Tom Mulcair, leader of the New Democratic Party in Canada, has gone on record saying that the shooting of a Canadian soldier at the National War Memorial and subsequent shoot outs at Parliament Hill last week were not technically terror but only the crimes of a deranged mind.
Both Liberal and Conservative Party’s, however, were quick to disagree. The RCMP, they pointed out, had already concluded it as terrorism. They also pointed to the background and motivation of the man as indicative of terror, not merely crime. The intention seemed clearly to intimidate through his actions and to promote his religious views. His Islamic extremist ties combined with his actions are thought to be sufficient enough proof. Mulcair does not think so, however, and clings to the idea that it was merely a frustrated man flipping out.
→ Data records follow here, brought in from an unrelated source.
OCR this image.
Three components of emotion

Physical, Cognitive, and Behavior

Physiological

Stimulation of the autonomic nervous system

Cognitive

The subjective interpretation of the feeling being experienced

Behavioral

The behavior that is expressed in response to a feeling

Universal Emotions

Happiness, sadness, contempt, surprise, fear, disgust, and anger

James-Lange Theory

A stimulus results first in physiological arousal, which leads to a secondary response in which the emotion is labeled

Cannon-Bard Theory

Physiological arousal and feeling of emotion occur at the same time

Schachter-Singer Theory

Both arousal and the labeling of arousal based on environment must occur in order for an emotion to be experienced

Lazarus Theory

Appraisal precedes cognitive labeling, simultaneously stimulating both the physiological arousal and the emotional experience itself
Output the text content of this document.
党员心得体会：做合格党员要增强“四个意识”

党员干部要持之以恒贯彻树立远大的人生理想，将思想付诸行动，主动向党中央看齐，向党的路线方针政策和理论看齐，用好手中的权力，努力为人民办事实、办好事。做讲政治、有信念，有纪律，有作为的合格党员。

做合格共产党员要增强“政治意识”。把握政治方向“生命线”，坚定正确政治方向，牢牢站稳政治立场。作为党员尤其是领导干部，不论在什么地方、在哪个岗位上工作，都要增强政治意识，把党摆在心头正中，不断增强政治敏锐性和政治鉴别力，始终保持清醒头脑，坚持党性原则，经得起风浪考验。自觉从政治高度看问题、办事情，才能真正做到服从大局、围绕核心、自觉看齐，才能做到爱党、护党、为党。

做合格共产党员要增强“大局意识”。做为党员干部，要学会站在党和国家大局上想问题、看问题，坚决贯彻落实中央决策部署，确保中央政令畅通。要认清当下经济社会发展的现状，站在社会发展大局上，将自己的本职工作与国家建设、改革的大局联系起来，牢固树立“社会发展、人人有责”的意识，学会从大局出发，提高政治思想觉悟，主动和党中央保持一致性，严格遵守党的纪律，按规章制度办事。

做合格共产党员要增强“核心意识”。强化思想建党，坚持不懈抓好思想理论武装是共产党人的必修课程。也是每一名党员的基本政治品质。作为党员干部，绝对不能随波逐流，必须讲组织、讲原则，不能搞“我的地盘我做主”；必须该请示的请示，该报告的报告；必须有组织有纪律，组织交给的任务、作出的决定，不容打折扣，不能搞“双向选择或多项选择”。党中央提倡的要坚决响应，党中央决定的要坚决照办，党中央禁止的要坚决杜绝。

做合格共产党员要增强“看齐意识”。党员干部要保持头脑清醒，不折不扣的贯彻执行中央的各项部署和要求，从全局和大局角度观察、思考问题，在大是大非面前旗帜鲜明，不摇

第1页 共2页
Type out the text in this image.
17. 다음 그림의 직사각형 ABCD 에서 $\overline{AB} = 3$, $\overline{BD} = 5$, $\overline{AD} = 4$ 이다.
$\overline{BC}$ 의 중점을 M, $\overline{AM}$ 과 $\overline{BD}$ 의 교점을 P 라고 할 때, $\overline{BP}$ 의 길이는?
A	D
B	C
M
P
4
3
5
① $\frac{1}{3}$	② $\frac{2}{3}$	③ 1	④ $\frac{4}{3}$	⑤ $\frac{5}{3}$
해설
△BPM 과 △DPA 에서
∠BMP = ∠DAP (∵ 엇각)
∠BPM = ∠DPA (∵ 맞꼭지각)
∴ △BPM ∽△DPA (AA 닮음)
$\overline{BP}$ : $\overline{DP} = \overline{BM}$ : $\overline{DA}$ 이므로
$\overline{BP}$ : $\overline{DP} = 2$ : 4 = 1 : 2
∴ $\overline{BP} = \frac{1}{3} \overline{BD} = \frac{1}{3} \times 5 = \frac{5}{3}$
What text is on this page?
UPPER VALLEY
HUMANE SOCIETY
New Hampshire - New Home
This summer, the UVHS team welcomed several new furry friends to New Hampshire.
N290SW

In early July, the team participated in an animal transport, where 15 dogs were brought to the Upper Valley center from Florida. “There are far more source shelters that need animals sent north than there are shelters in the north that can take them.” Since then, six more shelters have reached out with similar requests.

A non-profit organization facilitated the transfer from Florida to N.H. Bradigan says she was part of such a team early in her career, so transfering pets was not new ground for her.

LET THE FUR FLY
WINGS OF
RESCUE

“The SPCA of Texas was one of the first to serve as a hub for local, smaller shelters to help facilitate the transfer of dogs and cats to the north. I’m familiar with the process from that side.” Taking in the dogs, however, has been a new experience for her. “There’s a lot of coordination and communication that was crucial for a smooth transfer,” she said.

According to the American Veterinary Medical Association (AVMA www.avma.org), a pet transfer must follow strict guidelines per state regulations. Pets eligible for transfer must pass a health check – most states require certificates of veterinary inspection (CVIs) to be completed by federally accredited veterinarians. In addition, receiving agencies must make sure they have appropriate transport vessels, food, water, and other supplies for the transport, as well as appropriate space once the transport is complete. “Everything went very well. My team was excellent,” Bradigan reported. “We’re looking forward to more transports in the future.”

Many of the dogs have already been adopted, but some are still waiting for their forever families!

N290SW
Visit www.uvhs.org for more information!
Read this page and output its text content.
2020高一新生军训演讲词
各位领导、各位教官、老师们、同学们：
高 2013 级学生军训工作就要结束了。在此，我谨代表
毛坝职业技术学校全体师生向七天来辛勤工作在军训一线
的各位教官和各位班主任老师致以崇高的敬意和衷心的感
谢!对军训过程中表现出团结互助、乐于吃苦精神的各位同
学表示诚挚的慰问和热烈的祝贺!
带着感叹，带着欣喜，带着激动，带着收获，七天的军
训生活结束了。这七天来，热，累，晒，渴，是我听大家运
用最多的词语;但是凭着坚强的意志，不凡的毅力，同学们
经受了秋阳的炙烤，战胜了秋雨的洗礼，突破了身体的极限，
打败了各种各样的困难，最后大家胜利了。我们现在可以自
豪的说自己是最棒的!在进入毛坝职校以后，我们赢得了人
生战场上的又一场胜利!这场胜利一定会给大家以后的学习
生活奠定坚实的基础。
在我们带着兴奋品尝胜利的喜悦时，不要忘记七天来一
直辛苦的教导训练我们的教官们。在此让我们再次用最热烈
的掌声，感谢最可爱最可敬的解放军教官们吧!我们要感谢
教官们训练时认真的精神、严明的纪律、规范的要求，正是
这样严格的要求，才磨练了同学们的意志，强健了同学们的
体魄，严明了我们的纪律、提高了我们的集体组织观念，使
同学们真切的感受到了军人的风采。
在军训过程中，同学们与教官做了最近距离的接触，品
Steven Blaney, Canadian Safety Minister, warns that there are dangers not only to over but also to under reacting to the Ottawa shooting. To deny it was even a terrorist act would be under-reacting in the most conspicuous manner. It seems that many politicians are more interested in keeping the public convinced that all is going well than in speaking truth. And I can’t tell you enough how frustrating this is for Marnie and me. Apparently there are similar issues in the U.S. where beheadings by persons trained in extremist Islamic groups are labeled as mere “workplace violence.” The image of successful prevention of terror is often valued more highly than pointing terror out and taking strong measures to stop it.